ABSTRACT=Objective: To explore the potential targets and the underlying therapeutic mechanisms of celastrol to autoimmune hepatitis (AIH) by network pharmacology and experiments on Laboratory Animals.
Methods: We constructed drug-target interaction network to predict the potential targets of celastrol and the possible association between those targets and the drug; docking studies were also performed to validate ties. Both acute and chronic rodent models of autoimmune hepatitis were used. Gross appearance of liver and spleen were collected, hematoxylin and eosin staining was performed with Sirius red staining to assess hepatic inflammation and fibrosis. Combining molecular docking and enrichment analysis results, we selected the most prominent signaling pathway and further confirmed by western blot in celastrol administrated AIH models. 
Result: In this study, 82 common targets of celastrol and AIH were obtained from databases, identified by network pharmacology, and also enriched adequately. Among which, PIK3R1, SRC, MAPK1, AKT1 and HRAS were picked as the top 5 closely related targets to celastrol. They all performed well in molecular docking, with AKT1 and PIK3R1 exhibiting more-prominent binding energy. Subsequently, we revealed that celastrol administration significantly ameliorated hepatitis and liver fibrosis by reducing AKT1 and PI3K phosphorylation in both the acute liver injury models and chronic models of autoimmune hepatitis.
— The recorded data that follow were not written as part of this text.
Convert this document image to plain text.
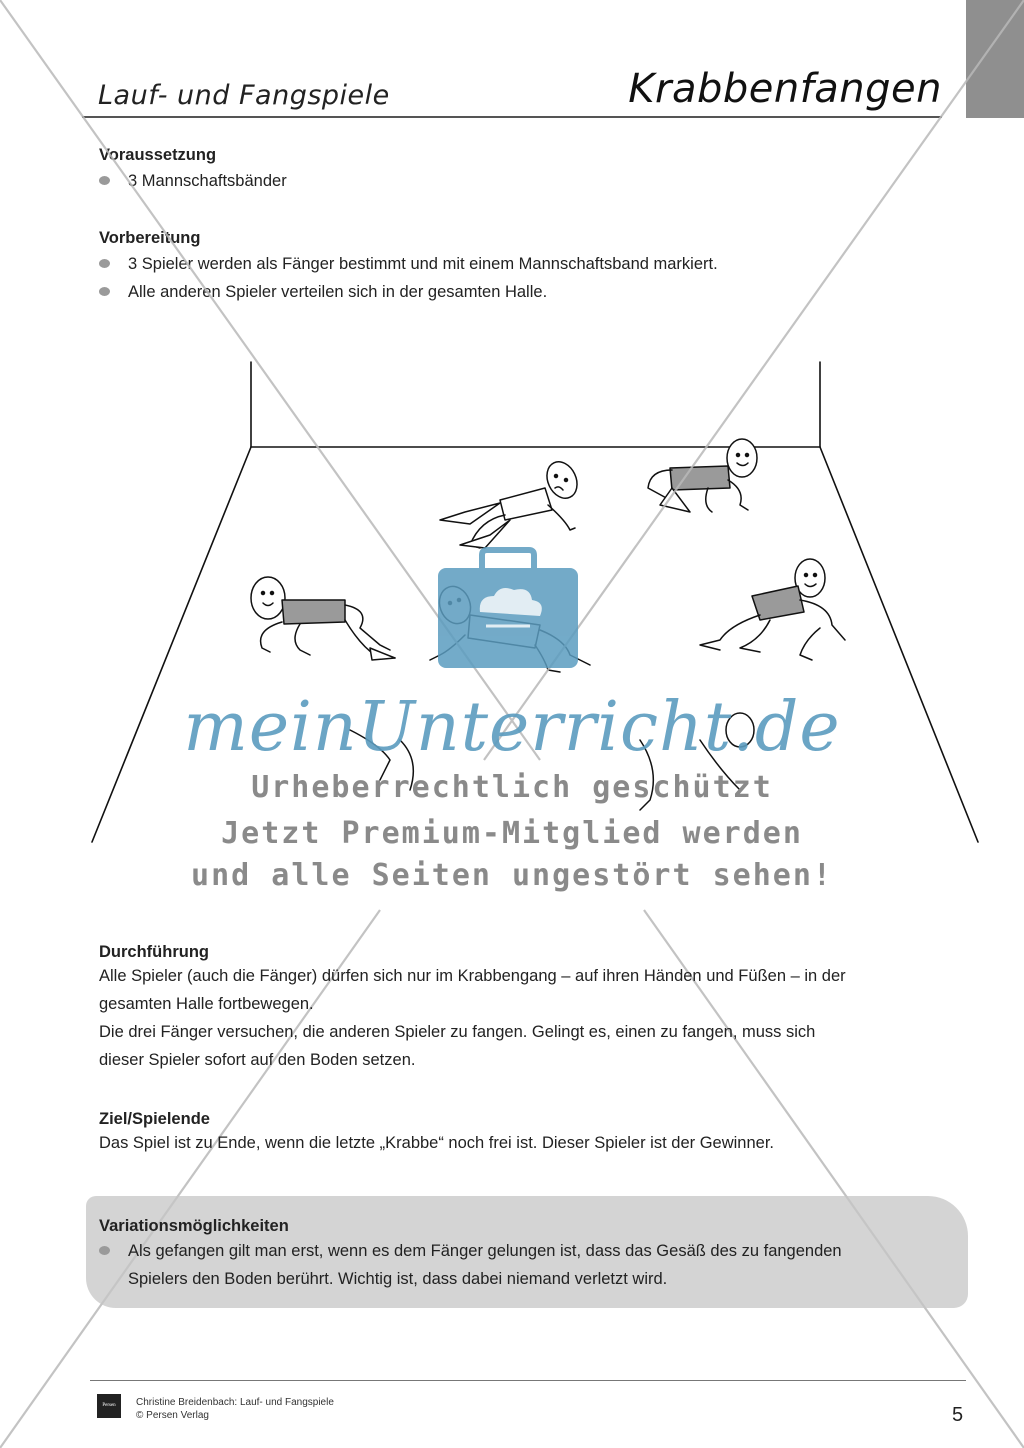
Lauf- und Fangspiele	Krabbenfangen
Voraussetzung
3 Mannschaftsbänder
Vorbereitung
3 Spieler werden als Fänger bestimmt und mit einem Mannschaftsband markiert.
Alle anderen Spieler verteilen sich in der gesamten Halle.
meinUnterricht.de
Urheberrechtlich geschützt
Jetzt Premium-Mitglied werden
und alle Seiten ungestört sehen!
Durchführung
Alle Spieler (auch die Fänger) dürfen sich nur im Krabbengang – auf ihren Händen und Füßen – in der
gesamten Halle fortbewegen.
Die drei Fänger versuchen, die anderen Spieler zu fangen. Gelingt es, einen zu fangen, muss sich
dieser Spieler sofort auf den Boden setzen.
Ziel/Spielende
Das Spiel ist zu Ende, wenn die letzte „Krabbe“ noch frei ist. Dieser Spieler ist der Gewinner.
Variationsmöglichkeiten
Als gefangen gilt man erst, wenn es dem Fänger gelungen ist, dass das Gesäß des zu fangenden
Spielers den Boden berührt. Wichtig ist, dass dabei niemand verletzt wird.
Persen	Christine Breidenbach: Lauf- und Fangspiele
© Persen Verlag	5
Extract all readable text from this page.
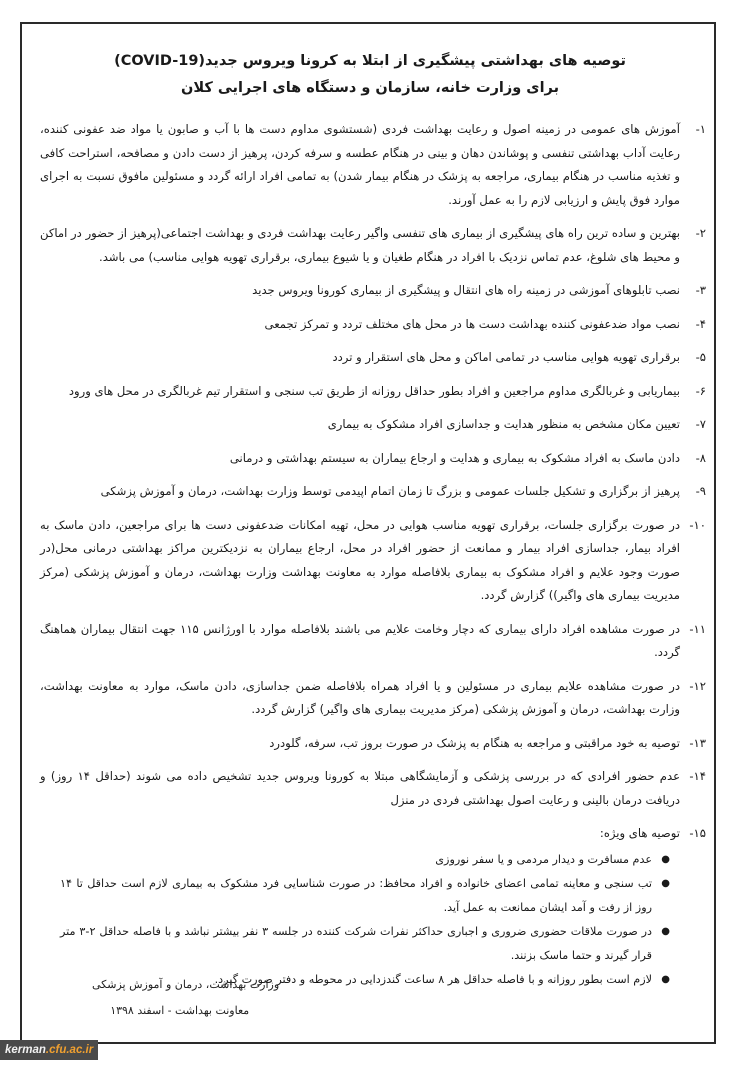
توصیه های بهداشتی پیشگیری از ابتلا به کرونا ویروس جدید(COVID-19)

برای وزارت خانه، سازمان و دستگاه های اجرایی کلان

۱-
آموزش های عمومی در زمینه اصول و رعایت بهداشت فردی (شستشوی مداوم دست ها با آب و صابون یا مواد ضد عفونی کننده، رعایت آداب بهداشتی تنفسی و پوشاندن دهان و بینی در هنگام عطسه و سرفه کردن، پرهیز از دست دادن و مصافحه، استراحت کافی و تغذیه مناسب در هنگام بیماری، مراجعه به پزشک در هنگام بیمار شدن) به تمامی افراد ارائه گردد و مسئولین مافوق نسبت به اجرای موارد فوق پایش و ارزیابی لازم را به عمل آورند.
۲-
بهترین و ساده ترین راه های پیشگیری از بیماری های تنفسی واگیر رعایت بهداشت فردی و بهداشت اجتماعی(پرهیز از حضور در اماکن و محیط های شلوغ، عدم تماس نزدیک با افراد در هنگام طغیان و یا شیوع بیماری، برقراری تهویه هوایی مناسب) می باشد.
۳-
نصب تابلوهای آموزشی در زمینه راه های انتقال و پیشگیری از بیماری کورونا ویروس جدید
۴-
نصب مواد ضدعفونی کننده بهداشت دست ها در محل های مختلف تردد و تمرکز تجمعی
۵-
برقراری تهویه هوایی مناسب در تمامی اماکن و محل های استقرار و تردد
۶-
بیماریابی و غربالگری مداوم مراجعین و افراد بطور حداقل روزانه از طریق تب سنجی و استقرار تیم غربالگری در محل های ورود
۷-
تعیین مکان مشخص به منظور هدایت و جداسازی افراد مشکوک به بیماری
۸-
دادن ماسک به افراد مشکوک به بیماری و هدایت و ارجاع بیماران به سیستم بهداشتی و درمانی
۹-
پرهیز از برگزاری و تشکیل جلسات عمومی و بزرگ تا زمان اتمام اپیدمی توسط وزارت بهداشت، درمان و آموزش پزشکی
۱۰-
در صورت برگزاری جلسات، برقراری تهویه مناسب هوایی در محل، تهیه امکانات ضدعفونی دست ها برای مراجعین، دادن ماسک به افراد بیمار، جداسازی افراد بیمار و ممانعت از حضور افراد در محل، ارجاع بیماران به نزدیکترین مراکز بهداشتی درمانی محل(در صورت وجود علایم و افراد مشکوک به بیماری بلافاصله موارد به معاونت بهداشت وزارت بهداشت، درمان و آموزش پزشکی (مرکز مدیریت بیماری های واگیر)) گزارش گردد.
۱۱-
در صورت مشاهده افراد دارای بیماری که دچار وخامت علایم می باشند بلافاصله موارد با اورژانس ۱۱۵ جهت انتقال بیماران هماهنگ گردد.
۱۲-
در صورت مشاهده علایم بیماری در مسئولین و یا افراد همراه بلافاصله ضمن جداسازی، دادن ماسک، موارد به معاونت بهداشت، وزارت بهداشت، درمان و آموزش پزشکی (مرکز مدیریت بیماری های واگیر) گزارش گردد.
۱۳-
توصیه به خود مراقبتی و مراجعه به هنگام به پزشک در صورت بروز تب، سرفه، گلودرد
۱۴-
عدم حضور افرادی که در بررسی پزشکی و آزمایشگاهی مبتلا به کورونا ویروس جدید تشخیص داده می شوند (حداقل ۱۴ روز) و دریافت درمان بالینی و رعایت اصول بهداشتی فردی در منزل
۱۵-
توصیه های ویژه:
●
عدم مسافرت و دیدار مردمی و یا سفر نوروزی
●
تب سنجی و معاینه تمامی اعضای خانواده و افراد محافظ: در صورت شناسایی فرد مشکوک به بیماری لازم است حداقل تا ۱۴ روز از رفت و آمد ایشان ممانعت به عمل آید.
●
در صورت ملاقات حضوری ضروری و اجباری حداکثر نفرات شرکت کننده در جلسه ۳ نفر بیشتر نباشد و با فاصله حداقل ۲-۳ متر قرار گیرند و حتما ماسک بزنند.
●
لازم است بطور روزانه و با فاصله حداقل هر ۸ ساعت گندزدایی در محوطه و دفتر صورت گیرد.
وزارت بهداشت، درمان و آموزش پزشکی
معاونت بهداشت - اسفند ۱۳۹۸
kerman.cfu.ac.ir
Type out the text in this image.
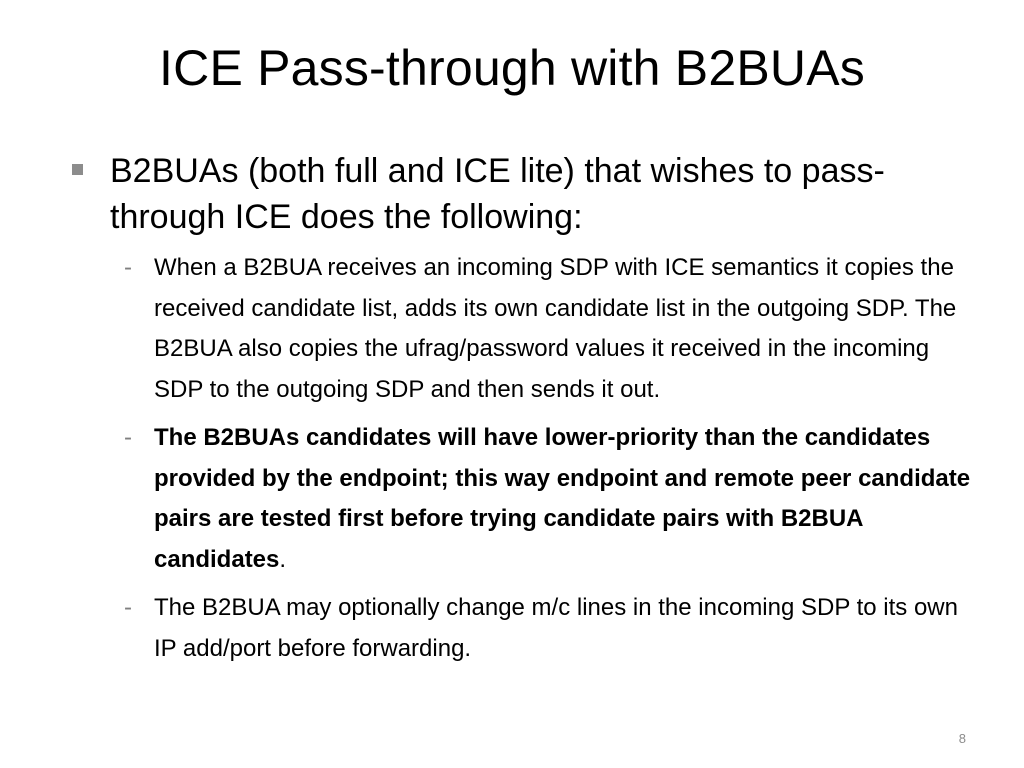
ICE Pass-through with B2BUAs
B2BUAs (both full and ICE lite) that wishes to pass-through ICE does the following:
- When a B2BUA receives an incoming SDP with ICE semantics it copies the received candidate list, adds its own candidate list in the outgoing SDP. The B2BUA also copies the ufrag/password values it received in the incoming SDP to the outgoing SDP and then sends it out.
- The B2BUAs candidates will have lower-priority than the candidates provided by the endpoint; this way endpoint and remote peer candidate pairs are tested first before trying candidate pairs with B2BUA candidates.
- The B2BUA may optionally change m/c lines in the incoming SDP to its own IP add/port before forwarding.
8
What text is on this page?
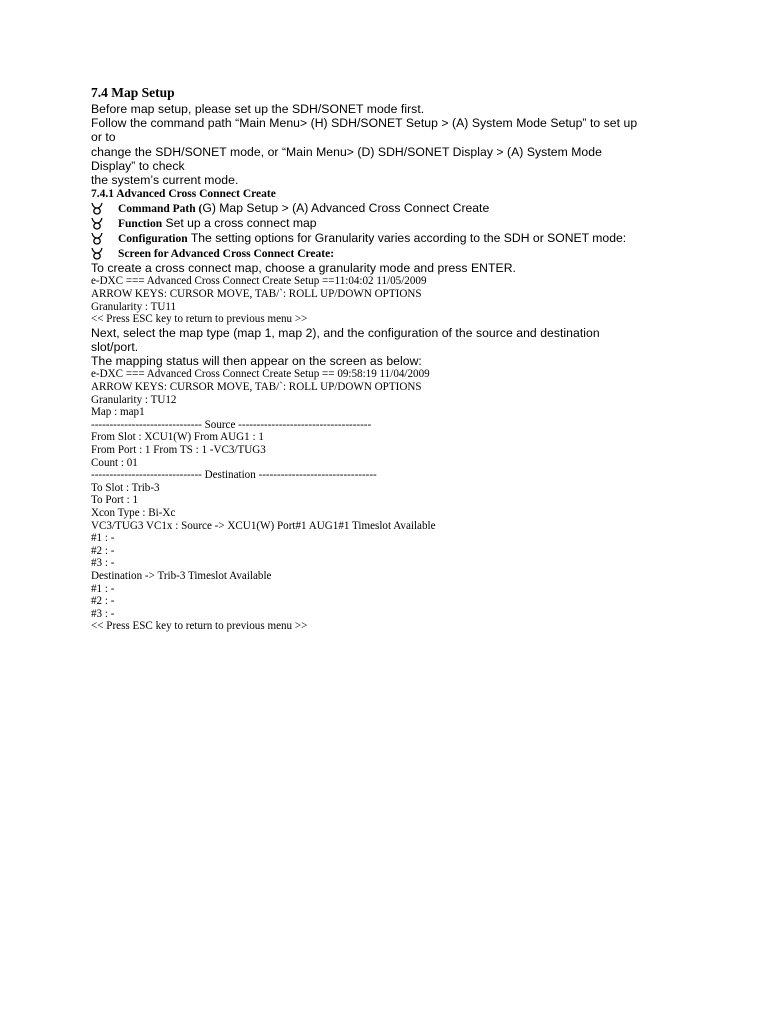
7.4 Map Setup

Before map setup, please set up the SDH/SONET mode first.

Follow the command path “Main Menu> (H) SDH/SONET Setup > (A) System Mode Setup” to set up

or to

change the SDH/SONET mode, or “Main Menu> (D) SDH/SONET Display > (A) System Mode

Display” to check

the system’s current mode.

7.4.1 Advanced Cross Connect Create

Command Path (G) Map Setup > (A) Advanced Cross Connect Create

Function Set up a cross connect map

Configuration The setting options for Granularity varies according to the SDH or SONET mode:

Screen for Advanced Cross Connect Create:

To create a cross connect map, choose a granularity mode and press ENTER.

e-DXC === Advanced Cross Connect Create Setup ==11:04:02 11/05/2009

ARROW KEYS: CURSOR MOVE, TAB/`: ROLL UP/DOWN OPTIONS

Granularity : TU11

<< Press ESC key to return to previous menu >>

Next, select the map type (map 1, map 2), and the configuration of the source and destination

slot/port.

The mapping status will then appear on the screen as below:

e-DXC === Advanced Cross Connect Create Setup == 09:58:19 11/04/2009

ARROW KEYS: CURSOR MOVE, TAB/`: ROLL UP/DOWN OPTIONS

Granularity : TU12

Map : map1

------------------------------ Source ------------------------------------

From Slot : XCU1(W) From AUG1 : 1

From Port : 1 From TS : 1 -VC3/TUG3

Count : 01

------------------------------ Destination --------------------------------

To Slot : Trib-3

To Port : 1

Xcon Type : Bi-Xc

VC3/TUG3 VC1x : Source -> XCU1(W) Port#1 AUG1#1 Timeslot Available

#1 : -

#2 : -

#3 : -

Destination -> Trib-3 Timeslot Available

#1 : -

#2 : -

#3 : -

<< Press ESC key to return to previous menu >>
Conclusions: The present results indicated that celastrol significantly attenuated autoimmune hepatitis by suppressing the PI3K/AKT signal pathway, verified by validated animal models. This study may help illustrate the mechanism involved in the anti-inflammation action of celastrol in autoimmune hepatitis, lay a foundation and provide ideas for future in-depth studies.